Hepatosplenic microabscesses in pediatric leukemia: a report of five cases.

作者信息

Lin Pei-Chin, Chang Tai-Tsung, Jang Ren-Chin, Chiou Shyh-Shyn

机构信息

Department of Pediatrics, Kaohsiung Medical University Hospital, Kaohsiung, Taiwan.

出版信息

Kaohsiung J Med Sci. 2003 Jul;19(7):368-74.

Abstract

Hepatosplenic microabscesses secondary to invasion by various organisms may result in life-threatening conditions, especially in patients with cancer. Whether these patients should continue ongoing cytotoxic therapy, which might result in neutropenia, with the risk of progressive abscess formation or fungemia, remains a dilemma. We report five cases of pediatric acute leukemia with hepatosplenic microabscesses in children aged 4 years to 18 years. These patients presented with prolonged fever and neutropenia after antineoplastic chemotherapy, followed by abdominal pain, hepatosplenomegaly and hepatic dysfunction.
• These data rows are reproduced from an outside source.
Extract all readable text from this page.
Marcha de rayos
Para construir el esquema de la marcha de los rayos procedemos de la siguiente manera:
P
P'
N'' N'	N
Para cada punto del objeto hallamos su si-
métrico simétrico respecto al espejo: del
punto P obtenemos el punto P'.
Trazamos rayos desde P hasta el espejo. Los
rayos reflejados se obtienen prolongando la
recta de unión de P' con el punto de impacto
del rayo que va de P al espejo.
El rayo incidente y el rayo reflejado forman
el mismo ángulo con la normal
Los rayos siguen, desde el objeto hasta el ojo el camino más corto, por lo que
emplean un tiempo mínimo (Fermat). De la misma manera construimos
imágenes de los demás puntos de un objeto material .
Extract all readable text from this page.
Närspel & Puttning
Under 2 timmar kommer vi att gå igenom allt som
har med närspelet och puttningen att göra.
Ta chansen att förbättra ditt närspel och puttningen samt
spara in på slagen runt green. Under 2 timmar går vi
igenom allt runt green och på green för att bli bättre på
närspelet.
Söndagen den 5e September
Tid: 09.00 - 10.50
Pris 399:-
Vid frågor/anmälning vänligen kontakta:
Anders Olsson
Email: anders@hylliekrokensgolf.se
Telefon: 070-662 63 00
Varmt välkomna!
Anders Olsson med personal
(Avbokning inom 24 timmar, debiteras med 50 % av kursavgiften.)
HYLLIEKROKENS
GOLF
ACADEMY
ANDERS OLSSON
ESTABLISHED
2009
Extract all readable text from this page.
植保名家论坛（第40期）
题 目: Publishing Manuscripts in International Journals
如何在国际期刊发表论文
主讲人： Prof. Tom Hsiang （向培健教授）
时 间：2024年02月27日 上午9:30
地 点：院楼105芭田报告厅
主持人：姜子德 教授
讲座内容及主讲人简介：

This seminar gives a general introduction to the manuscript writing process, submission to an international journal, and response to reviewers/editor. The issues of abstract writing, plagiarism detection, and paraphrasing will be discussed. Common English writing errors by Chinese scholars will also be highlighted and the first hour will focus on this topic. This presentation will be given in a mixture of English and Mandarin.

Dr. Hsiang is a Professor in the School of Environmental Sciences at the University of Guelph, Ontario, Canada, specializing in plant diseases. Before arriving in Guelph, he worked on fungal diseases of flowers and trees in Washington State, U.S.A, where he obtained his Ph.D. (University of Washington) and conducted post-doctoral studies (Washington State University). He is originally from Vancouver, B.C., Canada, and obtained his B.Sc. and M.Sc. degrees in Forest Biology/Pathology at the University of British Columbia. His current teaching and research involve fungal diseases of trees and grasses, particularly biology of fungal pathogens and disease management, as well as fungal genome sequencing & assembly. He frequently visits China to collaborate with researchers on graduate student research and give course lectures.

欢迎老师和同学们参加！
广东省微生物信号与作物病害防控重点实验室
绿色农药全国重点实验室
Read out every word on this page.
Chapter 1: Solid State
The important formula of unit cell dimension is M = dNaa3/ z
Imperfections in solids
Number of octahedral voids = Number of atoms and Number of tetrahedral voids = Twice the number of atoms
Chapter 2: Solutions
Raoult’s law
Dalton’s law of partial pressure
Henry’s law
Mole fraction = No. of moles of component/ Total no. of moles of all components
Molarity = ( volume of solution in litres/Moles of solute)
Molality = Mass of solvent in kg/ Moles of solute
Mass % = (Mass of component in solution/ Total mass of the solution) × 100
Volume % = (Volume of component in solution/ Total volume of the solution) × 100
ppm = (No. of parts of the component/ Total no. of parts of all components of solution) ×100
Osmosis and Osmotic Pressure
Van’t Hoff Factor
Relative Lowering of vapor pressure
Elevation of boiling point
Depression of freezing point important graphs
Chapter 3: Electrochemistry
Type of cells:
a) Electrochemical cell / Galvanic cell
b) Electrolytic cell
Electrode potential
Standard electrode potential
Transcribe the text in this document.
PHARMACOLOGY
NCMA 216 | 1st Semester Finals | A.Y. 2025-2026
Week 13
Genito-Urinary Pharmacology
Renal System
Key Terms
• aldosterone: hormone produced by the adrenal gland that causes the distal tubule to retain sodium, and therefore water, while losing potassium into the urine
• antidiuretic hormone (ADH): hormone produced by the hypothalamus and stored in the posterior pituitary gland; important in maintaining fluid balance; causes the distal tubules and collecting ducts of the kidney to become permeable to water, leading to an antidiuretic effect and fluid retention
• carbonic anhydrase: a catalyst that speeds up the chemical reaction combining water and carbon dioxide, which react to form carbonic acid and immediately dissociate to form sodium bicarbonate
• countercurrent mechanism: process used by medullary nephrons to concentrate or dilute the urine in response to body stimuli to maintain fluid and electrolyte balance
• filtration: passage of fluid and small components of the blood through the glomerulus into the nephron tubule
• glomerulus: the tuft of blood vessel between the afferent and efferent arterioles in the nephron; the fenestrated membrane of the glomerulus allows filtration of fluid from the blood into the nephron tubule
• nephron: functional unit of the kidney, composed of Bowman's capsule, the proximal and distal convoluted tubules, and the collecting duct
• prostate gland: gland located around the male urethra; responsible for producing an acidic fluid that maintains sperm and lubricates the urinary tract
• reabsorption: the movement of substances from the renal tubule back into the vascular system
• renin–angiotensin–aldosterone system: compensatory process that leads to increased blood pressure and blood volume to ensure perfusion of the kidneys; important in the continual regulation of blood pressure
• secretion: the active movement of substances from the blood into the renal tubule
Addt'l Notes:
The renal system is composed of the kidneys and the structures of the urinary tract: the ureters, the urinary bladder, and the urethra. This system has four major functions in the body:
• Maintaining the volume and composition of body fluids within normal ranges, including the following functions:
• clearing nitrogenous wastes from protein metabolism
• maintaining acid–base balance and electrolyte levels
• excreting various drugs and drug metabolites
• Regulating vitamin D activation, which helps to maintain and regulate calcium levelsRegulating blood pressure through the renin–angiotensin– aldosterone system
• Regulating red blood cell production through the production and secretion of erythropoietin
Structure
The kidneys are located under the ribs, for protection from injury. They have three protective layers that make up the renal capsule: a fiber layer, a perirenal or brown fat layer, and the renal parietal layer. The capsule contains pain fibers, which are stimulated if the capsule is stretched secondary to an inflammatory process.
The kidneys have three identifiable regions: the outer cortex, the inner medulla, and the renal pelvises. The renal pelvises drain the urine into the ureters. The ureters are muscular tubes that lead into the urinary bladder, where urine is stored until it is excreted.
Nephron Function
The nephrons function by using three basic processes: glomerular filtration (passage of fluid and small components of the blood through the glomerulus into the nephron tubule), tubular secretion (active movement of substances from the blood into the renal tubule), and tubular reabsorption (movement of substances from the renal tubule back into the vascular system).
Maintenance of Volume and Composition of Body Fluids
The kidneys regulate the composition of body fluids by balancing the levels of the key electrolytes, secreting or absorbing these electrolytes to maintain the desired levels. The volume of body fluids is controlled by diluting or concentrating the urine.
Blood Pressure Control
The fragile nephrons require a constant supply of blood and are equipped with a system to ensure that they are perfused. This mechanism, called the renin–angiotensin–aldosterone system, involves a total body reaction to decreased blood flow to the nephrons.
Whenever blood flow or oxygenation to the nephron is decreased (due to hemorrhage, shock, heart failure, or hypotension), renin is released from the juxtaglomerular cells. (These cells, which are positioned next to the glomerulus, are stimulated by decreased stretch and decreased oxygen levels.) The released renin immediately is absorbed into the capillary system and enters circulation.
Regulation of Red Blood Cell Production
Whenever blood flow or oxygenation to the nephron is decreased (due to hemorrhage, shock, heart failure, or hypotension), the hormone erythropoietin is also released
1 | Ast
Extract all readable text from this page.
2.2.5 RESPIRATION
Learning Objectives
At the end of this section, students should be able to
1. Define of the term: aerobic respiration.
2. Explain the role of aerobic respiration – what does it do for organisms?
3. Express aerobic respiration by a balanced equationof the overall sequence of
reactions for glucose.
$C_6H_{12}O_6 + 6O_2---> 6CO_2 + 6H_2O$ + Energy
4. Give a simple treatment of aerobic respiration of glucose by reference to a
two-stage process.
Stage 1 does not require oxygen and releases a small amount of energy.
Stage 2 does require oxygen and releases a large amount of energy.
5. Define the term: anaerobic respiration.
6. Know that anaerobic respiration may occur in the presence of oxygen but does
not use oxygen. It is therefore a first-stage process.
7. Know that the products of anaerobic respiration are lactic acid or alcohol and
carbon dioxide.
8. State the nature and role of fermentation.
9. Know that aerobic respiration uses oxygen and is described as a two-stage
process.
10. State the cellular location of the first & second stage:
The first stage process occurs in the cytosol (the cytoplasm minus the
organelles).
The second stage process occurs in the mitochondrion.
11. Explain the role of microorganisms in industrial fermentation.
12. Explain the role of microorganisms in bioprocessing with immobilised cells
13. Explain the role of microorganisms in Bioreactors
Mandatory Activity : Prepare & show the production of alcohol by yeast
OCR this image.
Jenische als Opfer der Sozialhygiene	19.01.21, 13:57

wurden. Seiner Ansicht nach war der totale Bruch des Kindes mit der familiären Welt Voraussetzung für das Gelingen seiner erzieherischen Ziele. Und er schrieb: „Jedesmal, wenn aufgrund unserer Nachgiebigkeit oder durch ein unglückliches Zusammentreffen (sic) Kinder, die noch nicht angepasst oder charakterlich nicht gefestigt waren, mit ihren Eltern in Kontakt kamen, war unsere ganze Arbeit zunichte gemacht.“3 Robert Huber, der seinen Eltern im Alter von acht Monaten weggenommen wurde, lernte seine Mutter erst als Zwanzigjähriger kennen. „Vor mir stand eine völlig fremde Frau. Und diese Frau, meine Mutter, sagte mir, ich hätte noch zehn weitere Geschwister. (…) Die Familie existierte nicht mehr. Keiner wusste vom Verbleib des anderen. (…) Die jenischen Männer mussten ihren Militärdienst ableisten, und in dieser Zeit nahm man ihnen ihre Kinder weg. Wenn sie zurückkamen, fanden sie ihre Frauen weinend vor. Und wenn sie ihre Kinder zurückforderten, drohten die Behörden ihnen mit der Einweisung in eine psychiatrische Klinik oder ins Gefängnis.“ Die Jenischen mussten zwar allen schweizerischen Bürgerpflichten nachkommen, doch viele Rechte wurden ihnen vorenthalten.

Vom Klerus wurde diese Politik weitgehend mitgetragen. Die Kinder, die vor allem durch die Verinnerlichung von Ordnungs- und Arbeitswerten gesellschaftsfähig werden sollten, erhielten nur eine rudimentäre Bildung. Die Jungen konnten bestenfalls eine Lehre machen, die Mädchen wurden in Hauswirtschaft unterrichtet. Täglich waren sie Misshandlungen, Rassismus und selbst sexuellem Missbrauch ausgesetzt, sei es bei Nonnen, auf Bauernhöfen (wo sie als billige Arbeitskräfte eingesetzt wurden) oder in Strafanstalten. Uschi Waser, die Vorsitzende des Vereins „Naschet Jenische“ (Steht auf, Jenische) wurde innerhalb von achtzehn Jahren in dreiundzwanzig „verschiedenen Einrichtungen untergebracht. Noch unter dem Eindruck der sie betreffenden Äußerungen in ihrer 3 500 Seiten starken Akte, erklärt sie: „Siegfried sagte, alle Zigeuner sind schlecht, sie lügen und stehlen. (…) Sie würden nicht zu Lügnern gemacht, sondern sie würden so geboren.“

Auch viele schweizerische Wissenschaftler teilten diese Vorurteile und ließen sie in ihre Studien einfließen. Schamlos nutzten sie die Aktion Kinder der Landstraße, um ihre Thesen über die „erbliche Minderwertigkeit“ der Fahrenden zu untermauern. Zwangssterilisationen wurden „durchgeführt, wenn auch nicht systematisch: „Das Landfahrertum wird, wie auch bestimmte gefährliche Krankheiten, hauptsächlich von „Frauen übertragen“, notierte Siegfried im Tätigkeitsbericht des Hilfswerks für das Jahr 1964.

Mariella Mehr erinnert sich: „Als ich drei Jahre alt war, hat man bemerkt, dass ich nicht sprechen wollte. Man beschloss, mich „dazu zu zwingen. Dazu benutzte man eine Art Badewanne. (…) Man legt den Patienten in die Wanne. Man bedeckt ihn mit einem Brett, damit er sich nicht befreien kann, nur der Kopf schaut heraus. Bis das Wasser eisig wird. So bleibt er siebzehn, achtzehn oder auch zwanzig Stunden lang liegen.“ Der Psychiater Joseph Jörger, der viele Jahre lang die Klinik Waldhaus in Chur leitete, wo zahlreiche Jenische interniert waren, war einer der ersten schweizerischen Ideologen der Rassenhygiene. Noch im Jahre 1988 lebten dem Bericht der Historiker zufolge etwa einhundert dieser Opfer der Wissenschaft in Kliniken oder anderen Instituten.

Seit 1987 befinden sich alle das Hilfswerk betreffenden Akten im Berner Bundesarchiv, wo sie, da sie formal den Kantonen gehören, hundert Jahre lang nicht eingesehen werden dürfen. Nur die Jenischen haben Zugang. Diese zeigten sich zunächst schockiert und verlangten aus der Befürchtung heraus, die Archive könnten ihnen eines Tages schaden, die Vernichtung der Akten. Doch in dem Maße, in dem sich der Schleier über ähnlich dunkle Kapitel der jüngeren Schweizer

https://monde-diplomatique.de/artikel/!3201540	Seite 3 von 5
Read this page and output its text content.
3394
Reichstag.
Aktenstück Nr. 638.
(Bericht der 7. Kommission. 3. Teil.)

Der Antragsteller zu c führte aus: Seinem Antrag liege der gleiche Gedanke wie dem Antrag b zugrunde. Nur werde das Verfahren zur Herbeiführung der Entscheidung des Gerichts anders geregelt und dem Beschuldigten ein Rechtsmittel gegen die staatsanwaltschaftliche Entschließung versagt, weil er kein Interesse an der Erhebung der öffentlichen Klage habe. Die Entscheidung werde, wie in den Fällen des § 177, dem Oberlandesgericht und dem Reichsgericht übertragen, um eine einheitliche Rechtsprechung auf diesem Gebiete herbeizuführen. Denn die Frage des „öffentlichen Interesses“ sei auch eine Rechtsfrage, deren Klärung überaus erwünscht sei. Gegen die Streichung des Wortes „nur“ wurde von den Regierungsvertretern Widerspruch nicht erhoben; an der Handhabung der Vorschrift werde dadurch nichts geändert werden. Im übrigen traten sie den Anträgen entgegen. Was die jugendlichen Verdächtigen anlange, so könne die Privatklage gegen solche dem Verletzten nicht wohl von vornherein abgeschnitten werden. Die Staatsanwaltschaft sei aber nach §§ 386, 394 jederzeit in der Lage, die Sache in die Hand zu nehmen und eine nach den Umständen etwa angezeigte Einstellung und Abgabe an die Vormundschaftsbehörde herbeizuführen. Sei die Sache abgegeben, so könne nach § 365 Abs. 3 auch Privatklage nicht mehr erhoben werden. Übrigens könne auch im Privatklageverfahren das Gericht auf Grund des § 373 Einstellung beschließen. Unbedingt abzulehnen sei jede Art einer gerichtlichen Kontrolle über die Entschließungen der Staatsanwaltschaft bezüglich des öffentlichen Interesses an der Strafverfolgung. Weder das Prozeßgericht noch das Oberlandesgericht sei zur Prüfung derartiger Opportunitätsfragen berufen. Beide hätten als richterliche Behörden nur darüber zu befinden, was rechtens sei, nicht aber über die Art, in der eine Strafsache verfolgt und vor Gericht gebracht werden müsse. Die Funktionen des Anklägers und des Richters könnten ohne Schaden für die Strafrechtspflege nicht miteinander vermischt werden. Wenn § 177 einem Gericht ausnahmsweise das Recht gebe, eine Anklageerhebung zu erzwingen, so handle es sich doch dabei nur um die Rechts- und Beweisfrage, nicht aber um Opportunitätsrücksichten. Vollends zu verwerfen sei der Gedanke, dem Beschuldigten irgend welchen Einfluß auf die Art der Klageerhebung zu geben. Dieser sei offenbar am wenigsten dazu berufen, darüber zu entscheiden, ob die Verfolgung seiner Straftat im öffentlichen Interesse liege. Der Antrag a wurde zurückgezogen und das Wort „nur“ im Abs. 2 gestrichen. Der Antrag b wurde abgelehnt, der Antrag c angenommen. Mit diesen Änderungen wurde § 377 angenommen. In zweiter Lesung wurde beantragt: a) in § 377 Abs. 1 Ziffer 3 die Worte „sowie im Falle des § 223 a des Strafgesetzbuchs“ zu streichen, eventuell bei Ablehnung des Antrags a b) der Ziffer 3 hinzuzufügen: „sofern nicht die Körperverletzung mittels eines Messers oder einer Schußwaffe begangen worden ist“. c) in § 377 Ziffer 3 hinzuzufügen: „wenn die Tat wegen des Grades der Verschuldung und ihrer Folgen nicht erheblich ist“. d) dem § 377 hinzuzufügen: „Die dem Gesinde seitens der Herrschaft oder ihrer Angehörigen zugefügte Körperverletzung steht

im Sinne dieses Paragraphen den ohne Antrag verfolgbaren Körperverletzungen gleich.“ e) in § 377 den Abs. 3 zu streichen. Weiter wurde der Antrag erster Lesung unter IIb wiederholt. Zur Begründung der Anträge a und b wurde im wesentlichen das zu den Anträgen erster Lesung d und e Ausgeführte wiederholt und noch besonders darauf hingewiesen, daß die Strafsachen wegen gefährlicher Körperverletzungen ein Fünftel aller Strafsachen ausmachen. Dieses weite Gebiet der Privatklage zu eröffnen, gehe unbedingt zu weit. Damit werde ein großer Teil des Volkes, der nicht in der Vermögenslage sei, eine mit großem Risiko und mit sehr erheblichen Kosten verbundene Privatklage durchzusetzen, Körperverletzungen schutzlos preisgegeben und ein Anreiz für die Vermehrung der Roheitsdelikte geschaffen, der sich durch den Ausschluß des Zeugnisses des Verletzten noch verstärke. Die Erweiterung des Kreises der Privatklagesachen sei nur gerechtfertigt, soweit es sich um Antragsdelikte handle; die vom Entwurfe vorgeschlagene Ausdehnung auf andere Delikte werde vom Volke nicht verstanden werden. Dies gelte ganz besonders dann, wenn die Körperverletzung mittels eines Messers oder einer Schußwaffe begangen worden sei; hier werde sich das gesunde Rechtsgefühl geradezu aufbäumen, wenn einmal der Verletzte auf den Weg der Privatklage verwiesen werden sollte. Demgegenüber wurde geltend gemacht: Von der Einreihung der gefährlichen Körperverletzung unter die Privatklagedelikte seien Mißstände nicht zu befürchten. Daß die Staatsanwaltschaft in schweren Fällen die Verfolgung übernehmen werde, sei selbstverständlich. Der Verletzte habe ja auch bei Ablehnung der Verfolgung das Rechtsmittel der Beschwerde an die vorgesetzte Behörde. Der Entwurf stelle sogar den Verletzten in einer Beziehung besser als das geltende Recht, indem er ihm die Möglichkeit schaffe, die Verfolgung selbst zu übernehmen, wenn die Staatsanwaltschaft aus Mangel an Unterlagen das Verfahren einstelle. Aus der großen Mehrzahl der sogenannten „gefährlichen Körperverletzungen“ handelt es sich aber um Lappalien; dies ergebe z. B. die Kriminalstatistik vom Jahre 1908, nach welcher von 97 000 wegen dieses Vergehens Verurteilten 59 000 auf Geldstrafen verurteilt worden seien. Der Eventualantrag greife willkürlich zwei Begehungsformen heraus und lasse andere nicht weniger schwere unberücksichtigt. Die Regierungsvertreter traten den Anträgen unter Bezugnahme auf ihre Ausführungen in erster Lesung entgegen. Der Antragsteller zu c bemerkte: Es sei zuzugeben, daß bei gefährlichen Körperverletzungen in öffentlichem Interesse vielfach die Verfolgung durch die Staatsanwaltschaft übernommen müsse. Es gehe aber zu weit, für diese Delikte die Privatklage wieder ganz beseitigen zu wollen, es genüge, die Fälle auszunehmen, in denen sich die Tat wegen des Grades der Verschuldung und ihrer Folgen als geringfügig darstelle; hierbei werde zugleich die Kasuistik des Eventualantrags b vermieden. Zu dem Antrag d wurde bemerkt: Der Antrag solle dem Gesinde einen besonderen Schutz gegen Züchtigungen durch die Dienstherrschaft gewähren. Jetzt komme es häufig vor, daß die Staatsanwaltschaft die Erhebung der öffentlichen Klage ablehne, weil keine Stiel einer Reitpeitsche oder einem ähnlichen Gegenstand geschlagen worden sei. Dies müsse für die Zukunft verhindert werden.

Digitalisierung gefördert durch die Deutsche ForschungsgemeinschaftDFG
Abdominal ultrasound and computed tomography (CT) or magnetic resonance imaging (MRI) demonstrated multiple small lesions compatible with hepatosplenic candidiasis in all of the patients. Cultures, including blood or stool cultures, were positive in only two cases. Treatment with intravenous antifungal agents, including amphotericin B, liposomal amphotericin B, and/or fluconazole were successful in two cases. These two patients remained event-free and survived for more than 24 months (20 months and 22 months after infection was diagnosed). The duration of systemic antifungal medication administration ranged from 3 months to 22 months. The serial image examinations revealed drastic reductions in small residual lesions in the two patients who survived the longest. The major issues for these patients were how long the antifungal therapy should be administered for, and how to select the optimal drug and dosage to avoid hepatic and renal toxicity. Among our patients, alternative therapy with amphotericin B, liposomal amphotericin B, and fluconazole was used according to the patients' conditions, and the duration of antifungal therapy was determined by clinical manifestations and imaging study changes.

摘要

各种生物体入侵继发的肝脾微脓肿可能导致危及生命的状况,尤其是在癌症患者中。这些患者是否应继续进行可能导致中性粒细胞减少的正在进行的细胞毒性治疗,同时面临脓肿进行性形成或真菌血症的风险,仍然是一个两难问题。我们报告了5例4岁至18岁儿童患有肝脾微脓肿的小儿急性白血病病例。这些患者在接受抗肿瘤化疗后出现持续发热和中性粒细胞减少,随后出现腹痛、肝脾肿大和肝功能障碍。腹部超声、计算机断层扫描(CT)或磁共振成像(MRI)显示所有患者均有多个与肝脾念珠菌病相符的小病灶。仅2例血培养或粪便培养等培养结果呈阳性。包括两性霉素B、脂质体两性霉素B和/或氟康唑在内的静脉抗真菌药物治疗在2例中取得成功。这2例患者无事件生存,存活超过24个月(感染诊断后20个月和22个月)。全身抗真菌药物给药持续时间为3个月至22个月。系列影像检查显示存活时间最长的2例患者残留小病灶大幅减少。这些患者的主要问题是抗真菌治疗应持续多长时间,以及如何选择最佳药物和剂量以避免肝毒性和肾毒性。在我们的患者中,根据患者情况使用两性霉素B、脂质体两性霉素B和氟康唑进行替代治疗,抗真菌治疗持续时间根据临床表现和影像学检查变化确定。